Clarens – A host of things to do and see in Clarens includes the Artist Amble, a route of galleries open to the public; rock art on Schaapplaats Farm; sandstone formations such as Mushroom Rock and Titanic Rock; dinosaur fossils at Sue’s Zoo; fly-fishing as well as bass- and river-fishing; hiking and horse-riding.

Sterkfontein Dam, Harrismith – The third largest dam in South Africa, the Sterkfontein Dam is a popular venue for water sports and angling.  Predating the Lesotho Highlands project, the water that fills the dam is pumped up from KwaZulu-Natal.  It is then released into the Wilge River, from where it flows into the Vaal Dam.    The Sterkfontein Dam’s banks are surrounded by a nature reserve where strange rock formations are just as interesting to view as buck and raptors.  Camping and chalet accommodation is available, as well as hiking trails.

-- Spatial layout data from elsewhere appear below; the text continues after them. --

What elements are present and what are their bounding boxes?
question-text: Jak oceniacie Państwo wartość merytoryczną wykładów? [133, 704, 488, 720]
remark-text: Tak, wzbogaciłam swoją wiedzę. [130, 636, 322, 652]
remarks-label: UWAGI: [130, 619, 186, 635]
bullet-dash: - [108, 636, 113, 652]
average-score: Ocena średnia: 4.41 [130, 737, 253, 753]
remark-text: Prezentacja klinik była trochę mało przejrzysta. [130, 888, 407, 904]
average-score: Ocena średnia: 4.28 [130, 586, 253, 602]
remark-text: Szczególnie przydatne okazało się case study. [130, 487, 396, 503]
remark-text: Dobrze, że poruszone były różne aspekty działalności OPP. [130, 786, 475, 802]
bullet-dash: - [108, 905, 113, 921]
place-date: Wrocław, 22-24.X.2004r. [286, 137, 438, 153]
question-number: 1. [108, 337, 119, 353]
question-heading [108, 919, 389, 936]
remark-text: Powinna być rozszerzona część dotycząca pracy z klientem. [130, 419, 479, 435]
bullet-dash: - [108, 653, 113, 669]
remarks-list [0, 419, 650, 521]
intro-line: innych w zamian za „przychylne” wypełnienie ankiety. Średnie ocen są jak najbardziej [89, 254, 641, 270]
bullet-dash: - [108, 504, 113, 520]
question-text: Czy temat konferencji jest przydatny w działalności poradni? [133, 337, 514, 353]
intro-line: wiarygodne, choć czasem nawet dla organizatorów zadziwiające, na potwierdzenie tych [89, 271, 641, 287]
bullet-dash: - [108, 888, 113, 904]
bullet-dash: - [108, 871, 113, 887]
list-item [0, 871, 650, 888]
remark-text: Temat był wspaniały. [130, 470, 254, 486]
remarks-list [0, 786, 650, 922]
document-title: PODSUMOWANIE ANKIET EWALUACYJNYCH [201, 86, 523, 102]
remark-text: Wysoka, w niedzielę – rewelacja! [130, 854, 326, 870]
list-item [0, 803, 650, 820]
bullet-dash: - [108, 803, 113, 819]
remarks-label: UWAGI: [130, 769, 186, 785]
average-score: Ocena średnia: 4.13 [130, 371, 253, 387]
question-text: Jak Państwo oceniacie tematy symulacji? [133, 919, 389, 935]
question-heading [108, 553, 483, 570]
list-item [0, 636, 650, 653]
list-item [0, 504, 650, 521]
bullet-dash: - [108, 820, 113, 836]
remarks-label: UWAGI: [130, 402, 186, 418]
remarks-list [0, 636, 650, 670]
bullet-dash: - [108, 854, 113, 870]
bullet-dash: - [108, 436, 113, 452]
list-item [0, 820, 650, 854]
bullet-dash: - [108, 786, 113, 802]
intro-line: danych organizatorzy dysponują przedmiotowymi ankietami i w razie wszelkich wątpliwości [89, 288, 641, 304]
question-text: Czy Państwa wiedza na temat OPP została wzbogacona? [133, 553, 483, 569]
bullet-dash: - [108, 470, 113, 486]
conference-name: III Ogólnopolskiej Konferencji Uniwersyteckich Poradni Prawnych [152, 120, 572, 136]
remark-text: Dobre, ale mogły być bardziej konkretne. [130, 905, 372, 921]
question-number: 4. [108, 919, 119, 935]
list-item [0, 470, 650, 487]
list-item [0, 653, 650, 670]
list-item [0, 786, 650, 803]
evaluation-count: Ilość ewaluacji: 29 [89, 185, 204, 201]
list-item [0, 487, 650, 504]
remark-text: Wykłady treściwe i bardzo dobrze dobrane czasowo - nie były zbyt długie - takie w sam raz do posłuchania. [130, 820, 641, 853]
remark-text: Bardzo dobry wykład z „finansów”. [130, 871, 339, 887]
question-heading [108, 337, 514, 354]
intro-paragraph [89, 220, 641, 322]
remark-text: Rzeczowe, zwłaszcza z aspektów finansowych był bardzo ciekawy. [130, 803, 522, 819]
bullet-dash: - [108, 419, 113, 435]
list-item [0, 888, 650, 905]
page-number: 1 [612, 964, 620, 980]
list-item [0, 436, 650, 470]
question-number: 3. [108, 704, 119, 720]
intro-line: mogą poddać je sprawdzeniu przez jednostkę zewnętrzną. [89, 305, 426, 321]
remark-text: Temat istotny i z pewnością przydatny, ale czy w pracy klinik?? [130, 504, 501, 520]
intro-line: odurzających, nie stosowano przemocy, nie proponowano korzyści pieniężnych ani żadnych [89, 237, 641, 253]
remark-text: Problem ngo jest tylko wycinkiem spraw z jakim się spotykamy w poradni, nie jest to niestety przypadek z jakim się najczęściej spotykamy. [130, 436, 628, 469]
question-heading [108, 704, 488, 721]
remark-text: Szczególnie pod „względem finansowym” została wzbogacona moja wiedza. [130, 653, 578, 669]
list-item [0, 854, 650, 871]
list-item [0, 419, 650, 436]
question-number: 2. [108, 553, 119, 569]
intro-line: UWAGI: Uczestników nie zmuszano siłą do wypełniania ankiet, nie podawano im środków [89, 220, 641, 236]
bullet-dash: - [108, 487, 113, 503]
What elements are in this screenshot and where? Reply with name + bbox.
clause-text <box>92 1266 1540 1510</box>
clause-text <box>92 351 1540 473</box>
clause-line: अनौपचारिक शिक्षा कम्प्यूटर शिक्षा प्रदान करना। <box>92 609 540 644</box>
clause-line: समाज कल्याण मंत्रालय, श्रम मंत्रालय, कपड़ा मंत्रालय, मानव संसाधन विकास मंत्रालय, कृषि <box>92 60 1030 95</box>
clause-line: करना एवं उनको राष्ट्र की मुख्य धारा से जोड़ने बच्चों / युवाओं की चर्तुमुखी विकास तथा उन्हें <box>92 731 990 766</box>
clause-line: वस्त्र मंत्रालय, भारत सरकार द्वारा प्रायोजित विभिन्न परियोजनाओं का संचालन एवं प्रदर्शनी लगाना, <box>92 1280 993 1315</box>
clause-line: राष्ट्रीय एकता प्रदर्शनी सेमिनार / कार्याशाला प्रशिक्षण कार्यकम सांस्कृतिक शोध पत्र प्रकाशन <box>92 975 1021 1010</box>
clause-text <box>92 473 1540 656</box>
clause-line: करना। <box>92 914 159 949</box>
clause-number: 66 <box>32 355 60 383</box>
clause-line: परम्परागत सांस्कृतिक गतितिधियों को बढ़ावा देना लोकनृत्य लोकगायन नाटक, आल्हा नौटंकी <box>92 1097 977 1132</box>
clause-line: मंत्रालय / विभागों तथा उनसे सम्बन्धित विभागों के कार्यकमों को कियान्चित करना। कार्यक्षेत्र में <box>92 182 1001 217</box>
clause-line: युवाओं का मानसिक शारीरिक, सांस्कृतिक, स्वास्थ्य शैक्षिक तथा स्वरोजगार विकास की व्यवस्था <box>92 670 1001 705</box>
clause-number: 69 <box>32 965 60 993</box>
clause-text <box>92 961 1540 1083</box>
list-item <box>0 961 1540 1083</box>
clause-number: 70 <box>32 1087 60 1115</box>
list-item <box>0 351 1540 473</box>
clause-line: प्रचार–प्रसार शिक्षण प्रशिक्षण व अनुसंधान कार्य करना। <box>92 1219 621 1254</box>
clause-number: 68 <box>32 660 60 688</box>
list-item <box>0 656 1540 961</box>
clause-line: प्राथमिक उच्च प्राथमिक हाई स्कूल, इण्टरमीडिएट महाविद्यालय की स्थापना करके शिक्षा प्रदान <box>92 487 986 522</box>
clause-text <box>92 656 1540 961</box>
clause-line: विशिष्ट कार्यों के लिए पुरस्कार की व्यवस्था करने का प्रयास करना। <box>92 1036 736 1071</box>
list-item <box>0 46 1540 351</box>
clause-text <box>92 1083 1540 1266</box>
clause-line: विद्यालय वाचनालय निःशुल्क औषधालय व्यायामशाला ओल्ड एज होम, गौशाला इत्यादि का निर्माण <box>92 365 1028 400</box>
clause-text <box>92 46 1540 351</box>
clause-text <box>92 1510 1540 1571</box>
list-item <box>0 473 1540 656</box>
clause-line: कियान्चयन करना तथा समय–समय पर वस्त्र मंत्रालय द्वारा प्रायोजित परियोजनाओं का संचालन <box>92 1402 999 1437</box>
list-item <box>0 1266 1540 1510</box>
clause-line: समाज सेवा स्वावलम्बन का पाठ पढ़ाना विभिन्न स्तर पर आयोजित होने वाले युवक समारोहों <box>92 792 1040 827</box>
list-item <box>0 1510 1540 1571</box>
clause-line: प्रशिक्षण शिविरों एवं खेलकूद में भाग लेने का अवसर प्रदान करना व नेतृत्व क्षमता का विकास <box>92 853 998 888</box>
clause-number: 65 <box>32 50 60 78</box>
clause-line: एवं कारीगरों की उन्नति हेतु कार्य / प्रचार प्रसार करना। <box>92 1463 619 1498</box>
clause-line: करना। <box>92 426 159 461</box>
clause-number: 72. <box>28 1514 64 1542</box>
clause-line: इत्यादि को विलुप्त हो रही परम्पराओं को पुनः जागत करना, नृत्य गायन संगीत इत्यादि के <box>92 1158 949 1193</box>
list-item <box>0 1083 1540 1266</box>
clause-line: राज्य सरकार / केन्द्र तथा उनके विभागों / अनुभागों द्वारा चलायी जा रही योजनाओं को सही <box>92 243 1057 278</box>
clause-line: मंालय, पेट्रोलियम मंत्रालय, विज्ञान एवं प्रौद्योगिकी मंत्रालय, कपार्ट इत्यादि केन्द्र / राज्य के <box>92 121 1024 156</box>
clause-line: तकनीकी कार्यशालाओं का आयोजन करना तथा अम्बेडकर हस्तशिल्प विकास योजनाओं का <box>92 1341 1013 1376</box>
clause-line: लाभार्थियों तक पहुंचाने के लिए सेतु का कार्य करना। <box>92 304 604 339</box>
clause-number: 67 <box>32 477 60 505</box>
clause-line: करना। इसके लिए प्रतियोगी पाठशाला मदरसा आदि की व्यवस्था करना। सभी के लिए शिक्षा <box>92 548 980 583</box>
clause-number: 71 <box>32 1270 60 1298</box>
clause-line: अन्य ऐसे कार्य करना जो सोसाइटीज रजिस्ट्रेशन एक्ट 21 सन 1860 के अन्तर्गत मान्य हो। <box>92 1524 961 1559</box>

Salpeterkrans – At Fouriesburg you will find Salpeterkrans, one of the largest sandstone overhangs in the southern hemisphere, shaped by wind erosion.  It not surprising that it is considered a sacred site where ancestral worship and fertility rites take place.

Rosendal – like the town of Clarens, Rosendal is known for its arty vibe. There are numerous art galleries in and around town, as well as quaint shops and restaurants. The Meerkatkolonie Art Gallery is a must. Rosendal is a popular weekend getaway destination for those who live in Pretoria and Johannesburg.